`Cyclone Yasi caused severe damage to Great Barrier Reef`
Yasi affected about 300 km of the 2,400 km long reef, leaving varying degrees of damage.
Melbourne: The cyclone Yasi that had hit parts of Queensland last month has caused severe damage to parts of Great Barrier Reef, the world`s largest reef system, scientists have said.
They have claimed that about 13 per cent of the reef, from Cairns to Townsville, came under threat from Yasi, a category five storm that crossed the Queensland coast near
Mission Beach on February 2.
Marine specialists from Great Barrier Reef Marine Park Authority (GBRMPA) and Queensland Parks and Wildlife Service today released their initial assessments and found Yasi affected about 300 km of the 2,400 km long reef, leaving varying degrees of damage.
"The good news is that the damage to these reefs has been patchy," GBRMPA`s assessment coordinator Paul Marshall said, adding that the areas that faced wind gusts of up to 285kph were the most seriously damaged. Coral has been broken, and torn from the reef and tossed around.
"Branching corals have suffered the most, with the remnants being strewn across the seabed floor, while large plate corals have been snapped off and dumped into deeper
water. Some corals that were hundreds of years old were tipped on their sides," he said.
However, the reefs around major tourism hubs had escaped Yasi`s wrath, Marshall said.

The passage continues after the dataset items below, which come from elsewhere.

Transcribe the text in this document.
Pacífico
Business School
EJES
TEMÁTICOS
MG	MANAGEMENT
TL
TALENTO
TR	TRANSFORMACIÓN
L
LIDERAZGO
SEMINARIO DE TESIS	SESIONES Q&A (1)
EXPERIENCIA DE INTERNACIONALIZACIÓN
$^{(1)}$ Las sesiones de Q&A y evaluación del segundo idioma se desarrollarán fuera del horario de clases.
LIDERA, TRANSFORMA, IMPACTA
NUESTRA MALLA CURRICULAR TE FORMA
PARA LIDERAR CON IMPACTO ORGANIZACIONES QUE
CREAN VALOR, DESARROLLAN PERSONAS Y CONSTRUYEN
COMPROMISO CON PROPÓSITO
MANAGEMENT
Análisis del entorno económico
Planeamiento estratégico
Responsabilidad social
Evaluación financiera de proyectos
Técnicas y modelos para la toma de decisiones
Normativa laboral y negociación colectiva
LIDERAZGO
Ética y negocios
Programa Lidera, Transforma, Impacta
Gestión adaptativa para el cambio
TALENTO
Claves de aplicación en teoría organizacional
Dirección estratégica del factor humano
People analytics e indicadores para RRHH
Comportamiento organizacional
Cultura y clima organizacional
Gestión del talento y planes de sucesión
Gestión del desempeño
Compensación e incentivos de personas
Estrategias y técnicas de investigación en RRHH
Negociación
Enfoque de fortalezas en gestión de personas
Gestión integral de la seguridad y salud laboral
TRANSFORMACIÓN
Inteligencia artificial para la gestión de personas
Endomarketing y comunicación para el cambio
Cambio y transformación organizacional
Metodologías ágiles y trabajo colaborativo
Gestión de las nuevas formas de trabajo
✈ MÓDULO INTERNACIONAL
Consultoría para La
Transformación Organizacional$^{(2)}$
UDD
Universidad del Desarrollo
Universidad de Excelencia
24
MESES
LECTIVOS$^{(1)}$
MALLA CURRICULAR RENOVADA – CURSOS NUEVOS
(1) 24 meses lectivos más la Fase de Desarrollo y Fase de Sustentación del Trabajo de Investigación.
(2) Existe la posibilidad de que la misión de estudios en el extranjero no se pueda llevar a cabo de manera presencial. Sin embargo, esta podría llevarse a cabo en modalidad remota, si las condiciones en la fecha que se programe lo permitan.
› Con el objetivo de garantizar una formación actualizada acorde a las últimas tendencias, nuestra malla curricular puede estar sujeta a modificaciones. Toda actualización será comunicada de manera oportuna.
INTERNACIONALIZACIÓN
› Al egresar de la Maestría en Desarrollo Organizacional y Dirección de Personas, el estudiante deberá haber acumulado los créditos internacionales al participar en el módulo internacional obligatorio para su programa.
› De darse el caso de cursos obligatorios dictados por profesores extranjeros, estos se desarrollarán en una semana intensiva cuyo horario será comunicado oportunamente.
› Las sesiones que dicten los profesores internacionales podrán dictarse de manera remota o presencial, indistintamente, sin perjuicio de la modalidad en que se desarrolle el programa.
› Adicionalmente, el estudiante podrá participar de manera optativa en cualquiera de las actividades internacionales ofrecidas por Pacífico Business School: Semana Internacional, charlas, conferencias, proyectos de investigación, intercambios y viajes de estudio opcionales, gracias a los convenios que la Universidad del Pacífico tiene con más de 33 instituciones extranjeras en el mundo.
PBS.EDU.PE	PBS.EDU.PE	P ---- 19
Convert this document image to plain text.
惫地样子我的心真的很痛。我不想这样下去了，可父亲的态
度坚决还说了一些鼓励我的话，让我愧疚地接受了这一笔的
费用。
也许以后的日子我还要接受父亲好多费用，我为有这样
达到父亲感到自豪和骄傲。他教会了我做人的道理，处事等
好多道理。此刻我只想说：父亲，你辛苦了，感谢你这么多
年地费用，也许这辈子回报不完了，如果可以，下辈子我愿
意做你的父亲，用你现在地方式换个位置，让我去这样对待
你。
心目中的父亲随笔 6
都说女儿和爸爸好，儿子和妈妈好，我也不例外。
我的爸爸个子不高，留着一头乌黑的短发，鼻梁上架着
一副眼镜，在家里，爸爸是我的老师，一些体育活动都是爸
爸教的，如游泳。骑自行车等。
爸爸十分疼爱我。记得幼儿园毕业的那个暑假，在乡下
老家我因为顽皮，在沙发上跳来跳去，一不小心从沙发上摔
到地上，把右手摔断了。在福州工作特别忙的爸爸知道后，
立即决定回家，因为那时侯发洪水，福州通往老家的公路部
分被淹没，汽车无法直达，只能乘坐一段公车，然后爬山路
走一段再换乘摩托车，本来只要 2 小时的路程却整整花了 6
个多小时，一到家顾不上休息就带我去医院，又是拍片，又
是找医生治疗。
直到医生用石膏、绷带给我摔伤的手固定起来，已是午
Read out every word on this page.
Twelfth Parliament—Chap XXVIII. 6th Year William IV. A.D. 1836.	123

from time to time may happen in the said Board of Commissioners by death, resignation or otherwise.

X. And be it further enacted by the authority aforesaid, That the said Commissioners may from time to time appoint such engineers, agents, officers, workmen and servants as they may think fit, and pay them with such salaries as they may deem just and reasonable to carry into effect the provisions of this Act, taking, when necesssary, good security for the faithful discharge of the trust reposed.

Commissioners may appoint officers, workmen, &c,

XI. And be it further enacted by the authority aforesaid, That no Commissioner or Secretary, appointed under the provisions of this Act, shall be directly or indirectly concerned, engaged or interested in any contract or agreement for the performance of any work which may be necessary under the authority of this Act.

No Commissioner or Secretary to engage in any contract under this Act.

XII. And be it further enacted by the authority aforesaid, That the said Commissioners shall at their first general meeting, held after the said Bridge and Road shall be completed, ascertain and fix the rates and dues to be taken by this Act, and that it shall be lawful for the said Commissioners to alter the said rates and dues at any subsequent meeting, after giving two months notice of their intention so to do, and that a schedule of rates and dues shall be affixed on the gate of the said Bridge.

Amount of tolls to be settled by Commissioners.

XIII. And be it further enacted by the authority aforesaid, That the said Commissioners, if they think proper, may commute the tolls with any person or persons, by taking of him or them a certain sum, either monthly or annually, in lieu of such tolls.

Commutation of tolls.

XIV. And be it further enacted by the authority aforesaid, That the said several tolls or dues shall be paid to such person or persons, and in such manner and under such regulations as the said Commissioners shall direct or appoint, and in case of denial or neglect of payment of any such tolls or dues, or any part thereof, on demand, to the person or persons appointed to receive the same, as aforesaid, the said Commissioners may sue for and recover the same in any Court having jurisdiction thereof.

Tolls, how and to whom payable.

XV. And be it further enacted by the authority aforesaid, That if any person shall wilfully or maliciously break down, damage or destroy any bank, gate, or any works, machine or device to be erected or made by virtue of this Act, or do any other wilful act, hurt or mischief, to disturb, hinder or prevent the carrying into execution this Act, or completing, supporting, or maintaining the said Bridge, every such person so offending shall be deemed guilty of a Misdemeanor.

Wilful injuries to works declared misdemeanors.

"Cyclone Yasi tracked between the main tourism sites in Cairns, Port Douglas and the Whitsundays and we were very pleased to find that those areas are still healthy and
thriving with marine life," he said.
"It is important to remember while parts of the reef in the path of the cyclone have been damaged, most of the Great Barrier Reef remains unaffected," Marshall added.